Elections législatives en Italie : une mauvaise nouvelle pour l’Europe

Le 5 mars, deux grandes nouvelles dans deux grands pays concernent directement l’avenir de l’Union Européenne.

L’une concerne le vote par le SPD allemand de l’accord de grande coalition (dite Groko), qui ouvre la voie à la formation du nouveau gouvernement allemand et aussi à de futures réformes de l’UE. C’est une excellente nouvelle.

L’autre a trait à la montée spectaculaire des forces populistes et anti-européennes issue des élections italiennes du 4 mars, qui s’explique en grande partie par la démission des autres pays d’Europe face à l’afflux de migrants sur les côtes italiennes.

Avec trois conséquences essentielles :

1) De grandes interrogations sur le paysage politique à venir dans une Italie fracturée en trois, où aucune force politique n’a la majorité :  comment former un prochain gouvernement qui ne soit pas trop instable ? avec quelles alliances ? On peut cependant faire confiance aux politiques italiens pour élaborer des solutions à force de rapprochements, de discussions et de tractations dans les couloirs du parlement ! Rien à voir avec les négociations au grand jour en Allemagne !

2) C’est une défaite pour les modérés et les centristes. Il semble que ce ne soit pas une bonne période pour les partis socio-démocrates en Europe : ils ont baissé de façon significative aussi bien aux Pays-Bas qu’en Autriche, sans compter la Pologne, la Hongrie ou la République tchèque.

3) L’euroscepticisme est plus vivace que les adeptes de la raison ne l’imaginaient. L’Europe est embarquée dans ce rejet. L’Italie s’est sentie abandonnée par ses partenaires européens sur la question des migrants. A plusieurs reprises, au nom d’une co-responsabilité sur un problème commun à toute l’Europe, Mateo Renzi avait demandé de l’aide aux autres dirigeants européens lors de sommets de chefs d’Etat (Conseil européen). Leur réponse a été de fermer leurs frontières ; même la France a « fermé » sa frontière aux migrants (contrôles et interpellations) à Vintimille, Menton, Modane. Les gens ont l’impression que les migrations sont hors de contrôle, et que « l’Europe » ne s’en occupe pas.

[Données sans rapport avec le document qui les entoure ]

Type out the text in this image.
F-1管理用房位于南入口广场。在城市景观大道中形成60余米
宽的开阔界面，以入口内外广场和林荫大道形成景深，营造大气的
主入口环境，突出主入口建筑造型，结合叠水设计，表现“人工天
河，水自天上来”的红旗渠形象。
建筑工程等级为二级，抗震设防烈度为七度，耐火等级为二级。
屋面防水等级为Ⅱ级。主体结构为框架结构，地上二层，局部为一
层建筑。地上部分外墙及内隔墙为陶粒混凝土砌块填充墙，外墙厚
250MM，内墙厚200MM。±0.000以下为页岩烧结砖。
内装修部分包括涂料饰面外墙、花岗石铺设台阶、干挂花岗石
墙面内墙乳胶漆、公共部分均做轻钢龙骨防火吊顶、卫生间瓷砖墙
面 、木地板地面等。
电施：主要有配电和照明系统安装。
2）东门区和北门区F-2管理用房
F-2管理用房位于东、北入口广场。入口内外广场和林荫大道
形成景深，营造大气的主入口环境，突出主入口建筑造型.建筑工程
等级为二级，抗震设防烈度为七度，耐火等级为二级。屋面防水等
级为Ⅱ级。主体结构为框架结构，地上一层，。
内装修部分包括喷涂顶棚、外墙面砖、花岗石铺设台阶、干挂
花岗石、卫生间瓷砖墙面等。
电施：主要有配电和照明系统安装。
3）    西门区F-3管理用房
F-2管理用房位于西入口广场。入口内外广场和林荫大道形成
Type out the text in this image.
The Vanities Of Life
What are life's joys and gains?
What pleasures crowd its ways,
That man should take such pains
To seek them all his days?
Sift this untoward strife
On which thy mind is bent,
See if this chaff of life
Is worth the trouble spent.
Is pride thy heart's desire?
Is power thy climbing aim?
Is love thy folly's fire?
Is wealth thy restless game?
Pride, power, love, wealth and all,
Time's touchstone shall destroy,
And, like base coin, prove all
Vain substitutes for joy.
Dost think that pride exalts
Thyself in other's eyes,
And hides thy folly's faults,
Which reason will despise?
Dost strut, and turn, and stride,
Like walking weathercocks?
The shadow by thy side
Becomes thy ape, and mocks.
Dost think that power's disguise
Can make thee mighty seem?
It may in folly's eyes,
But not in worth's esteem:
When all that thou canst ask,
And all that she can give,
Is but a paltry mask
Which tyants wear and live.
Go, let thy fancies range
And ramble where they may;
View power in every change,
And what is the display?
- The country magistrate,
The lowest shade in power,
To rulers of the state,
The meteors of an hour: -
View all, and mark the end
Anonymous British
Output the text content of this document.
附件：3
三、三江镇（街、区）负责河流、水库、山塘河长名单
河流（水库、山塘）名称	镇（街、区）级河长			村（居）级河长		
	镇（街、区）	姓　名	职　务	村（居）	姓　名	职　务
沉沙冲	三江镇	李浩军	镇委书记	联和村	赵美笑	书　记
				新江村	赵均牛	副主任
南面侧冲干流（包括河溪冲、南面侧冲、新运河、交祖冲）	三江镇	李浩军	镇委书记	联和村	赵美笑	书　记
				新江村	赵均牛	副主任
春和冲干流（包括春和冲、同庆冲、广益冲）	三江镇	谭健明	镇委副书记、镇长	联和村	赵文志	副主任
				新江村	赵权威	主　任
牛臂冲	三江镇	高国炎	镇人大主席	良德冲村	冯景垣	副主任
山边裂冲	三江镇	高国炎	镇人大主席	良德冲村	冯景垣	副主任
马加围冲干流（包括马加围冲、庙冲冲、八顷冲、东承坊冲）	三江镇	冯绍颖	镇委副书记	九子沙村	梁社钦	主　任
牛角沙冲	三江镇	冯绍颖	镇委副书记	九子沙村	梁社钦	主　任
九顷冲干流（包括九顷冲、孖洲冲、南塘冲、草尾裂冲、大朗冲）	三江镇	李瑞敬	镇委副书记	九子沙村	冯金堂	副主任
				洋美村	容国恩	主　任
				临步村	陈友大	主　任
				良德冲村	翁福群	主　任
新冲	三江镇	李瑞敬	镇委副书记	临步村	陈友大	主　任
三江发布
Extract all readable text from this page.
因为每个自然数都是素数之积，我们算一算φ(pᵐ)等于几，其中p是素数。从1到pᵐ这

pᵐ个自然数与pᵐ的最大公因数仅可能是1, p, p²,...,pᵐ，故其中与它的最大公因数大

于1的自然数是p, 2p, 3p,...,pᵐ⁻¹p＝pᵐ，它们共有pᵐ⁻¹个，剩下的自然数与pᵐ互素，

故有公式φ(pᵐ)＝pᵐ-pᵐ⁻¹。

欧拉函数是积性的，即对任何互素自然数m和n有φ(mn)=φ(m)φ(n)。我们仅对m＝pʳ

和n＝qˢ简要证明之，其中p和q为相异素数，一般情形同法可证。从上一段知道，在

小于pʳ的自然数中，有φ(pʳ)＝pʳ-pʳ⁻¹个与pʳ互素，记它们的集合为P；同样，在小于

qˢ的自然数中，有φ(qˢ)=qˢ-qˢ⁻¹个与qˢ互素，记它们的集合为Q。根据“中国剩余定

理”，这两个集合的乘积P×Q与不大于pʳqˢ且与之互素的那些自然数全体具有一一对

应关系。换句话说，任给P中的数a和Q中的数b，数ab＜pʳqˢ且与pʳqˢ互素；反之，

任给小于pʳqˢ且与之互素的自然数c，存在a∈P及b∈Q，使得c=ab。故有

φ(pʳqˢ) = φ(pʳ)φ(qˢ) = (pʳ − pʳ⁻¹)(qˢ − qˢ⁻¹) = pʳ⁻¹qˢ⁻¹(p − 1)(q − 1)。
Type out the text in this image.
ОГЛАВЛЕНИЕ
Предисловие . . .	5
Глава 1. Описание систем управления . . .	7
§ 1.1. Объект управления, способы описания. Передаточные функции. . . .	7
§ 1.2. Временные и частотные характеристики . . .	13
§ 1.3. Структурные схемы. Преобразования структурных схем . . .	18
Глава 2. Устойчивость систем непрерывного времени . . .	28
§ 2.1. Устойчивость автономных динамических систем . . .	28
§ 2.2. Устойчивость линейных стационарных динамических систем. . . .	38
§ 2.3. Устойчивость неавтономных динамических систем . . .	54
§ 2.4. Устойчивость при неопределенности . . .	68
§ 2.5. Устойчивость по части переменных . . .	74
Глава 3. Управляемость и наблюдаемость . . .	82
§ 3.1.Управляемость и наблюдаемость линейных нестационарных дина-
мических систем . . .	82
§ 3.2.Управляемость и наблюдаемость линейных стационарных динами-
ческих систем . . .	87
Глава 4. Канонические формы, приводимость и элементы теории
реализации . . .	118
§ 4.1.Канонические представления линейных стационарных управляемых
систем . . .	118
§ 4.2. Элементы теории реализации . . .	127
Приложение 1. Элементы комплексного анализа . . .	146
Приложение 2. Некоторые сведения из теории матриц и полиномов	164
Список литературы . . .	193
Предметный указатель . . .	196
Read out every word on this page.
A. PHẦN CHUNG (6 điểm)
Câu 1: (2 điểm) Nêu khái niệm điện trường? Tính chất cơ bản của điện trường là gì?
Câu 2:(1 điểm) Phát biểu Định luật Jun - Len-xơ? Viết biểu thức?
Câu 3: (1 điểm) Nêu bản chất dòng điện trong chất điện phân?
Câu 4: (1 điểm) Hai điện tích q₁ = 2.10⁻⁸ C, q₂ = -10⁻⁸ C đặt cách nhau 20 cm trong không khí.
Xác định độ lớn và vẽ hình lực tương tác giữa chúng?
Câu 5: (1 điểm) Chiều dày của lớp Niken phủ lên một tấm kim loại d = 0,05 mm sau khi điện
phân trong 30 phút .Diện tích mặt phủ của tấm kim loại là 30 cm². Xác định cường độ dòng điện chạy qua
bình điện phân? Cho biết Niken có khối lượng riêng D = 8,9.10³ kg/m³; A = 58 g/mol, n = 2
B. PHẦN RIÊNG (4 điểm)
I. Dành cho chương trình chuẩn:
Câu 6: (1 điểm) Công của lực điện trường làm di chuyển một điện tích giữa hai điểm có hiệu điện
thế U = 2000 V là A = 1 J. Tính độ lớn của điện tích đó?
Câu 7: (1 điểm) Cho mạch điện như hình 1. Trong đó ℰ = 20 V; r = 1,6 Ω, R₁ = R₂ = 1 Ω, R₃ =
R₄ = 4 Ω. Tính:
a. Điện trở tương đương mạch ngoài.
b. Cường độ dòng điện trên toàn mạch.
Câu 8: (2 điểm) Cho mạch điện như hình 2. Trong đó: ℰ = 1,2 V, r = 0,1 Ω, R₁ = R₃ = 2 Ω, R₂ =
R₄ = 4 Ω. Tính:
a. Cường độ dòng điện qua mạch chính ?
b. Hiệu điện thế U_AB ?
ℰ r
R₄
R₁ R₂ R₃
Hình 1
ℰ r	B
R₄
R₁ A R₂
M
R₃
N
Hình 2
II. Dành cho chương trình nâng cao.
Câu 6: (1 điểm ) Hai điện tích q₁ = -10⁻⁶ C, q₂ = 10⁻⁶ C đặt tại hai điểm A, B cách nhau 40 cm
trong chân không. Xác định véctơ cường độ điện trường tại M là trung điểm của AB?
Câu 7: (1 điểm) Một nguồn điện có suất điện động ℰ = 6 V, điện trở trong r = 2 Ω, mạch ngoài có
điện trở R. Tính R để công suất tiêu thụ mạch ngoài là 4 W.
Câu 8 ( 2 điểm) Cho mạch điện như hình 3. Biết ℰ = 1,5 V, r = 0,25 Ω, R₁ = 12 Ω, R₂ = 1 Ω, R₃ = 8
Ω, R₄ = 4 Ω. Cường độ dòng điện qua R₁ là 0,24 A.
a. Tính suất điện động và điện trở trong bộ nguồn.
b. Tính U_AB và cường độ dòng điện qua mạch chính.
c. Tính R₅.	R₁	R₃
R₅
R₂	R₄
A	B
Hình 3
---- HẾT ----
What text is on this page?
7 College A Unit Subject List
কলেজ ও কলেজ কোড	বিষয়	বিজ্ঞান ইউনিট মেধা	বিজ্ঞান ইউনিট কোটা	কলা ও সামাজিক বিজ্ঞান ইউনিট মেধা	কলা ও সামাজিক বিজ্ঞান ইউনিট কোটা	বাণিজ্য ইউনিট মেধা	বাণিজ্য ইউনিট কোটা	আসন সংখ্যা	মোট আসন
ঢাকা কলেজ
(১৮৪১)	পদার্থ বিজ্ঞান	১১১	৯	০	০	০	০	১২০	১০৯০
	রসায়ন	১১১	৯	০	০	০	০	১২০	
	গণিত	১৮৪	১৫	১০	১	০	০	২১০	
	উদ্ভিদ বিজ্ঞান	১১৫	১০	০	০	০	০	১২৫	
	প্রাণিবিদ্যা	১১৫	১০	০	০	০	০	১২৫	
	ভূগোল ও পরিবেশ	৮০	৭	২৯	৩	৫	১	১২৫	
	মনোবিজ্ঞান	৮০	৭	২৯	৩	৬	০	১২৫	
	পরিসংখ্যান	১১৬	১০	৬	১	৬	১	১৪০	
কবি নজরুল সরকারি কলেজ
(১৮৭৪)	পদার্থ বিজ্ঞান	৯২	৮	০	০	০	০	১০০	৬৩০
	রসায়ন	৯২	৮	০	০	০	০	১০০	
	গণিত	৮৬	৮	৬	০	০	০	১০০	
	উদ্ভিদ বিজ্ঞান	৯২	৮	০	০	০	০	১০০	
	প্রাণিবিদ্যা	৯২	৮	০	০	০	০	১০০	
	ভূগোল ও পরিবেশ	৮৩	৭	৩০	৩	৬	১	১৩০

Or les questions migratoires ne dépendent pas de Bruxelles, la Commission européenne ne peut agir qu’à la marge. Elles dépendent de Paris, Rome ou Berlin. Les dirigeants européens doivent discuter entre eux et chercher de bons accords.  S’il ne sont pas capables de parler ensemble et d’imaginer des débuts de solutions, alors cela va s’aggraver.

4) Sans l’appui de l’Italie, il sera plus difficile de faire passer les réformes proposées par Macron, comme un budget et un super ministre pour la zone euro par exemple. Car l’Allemagne n’est probablement pas si enthousiaste d’avancer vers plus d’intégration européenne. L’appui italien aurait été important.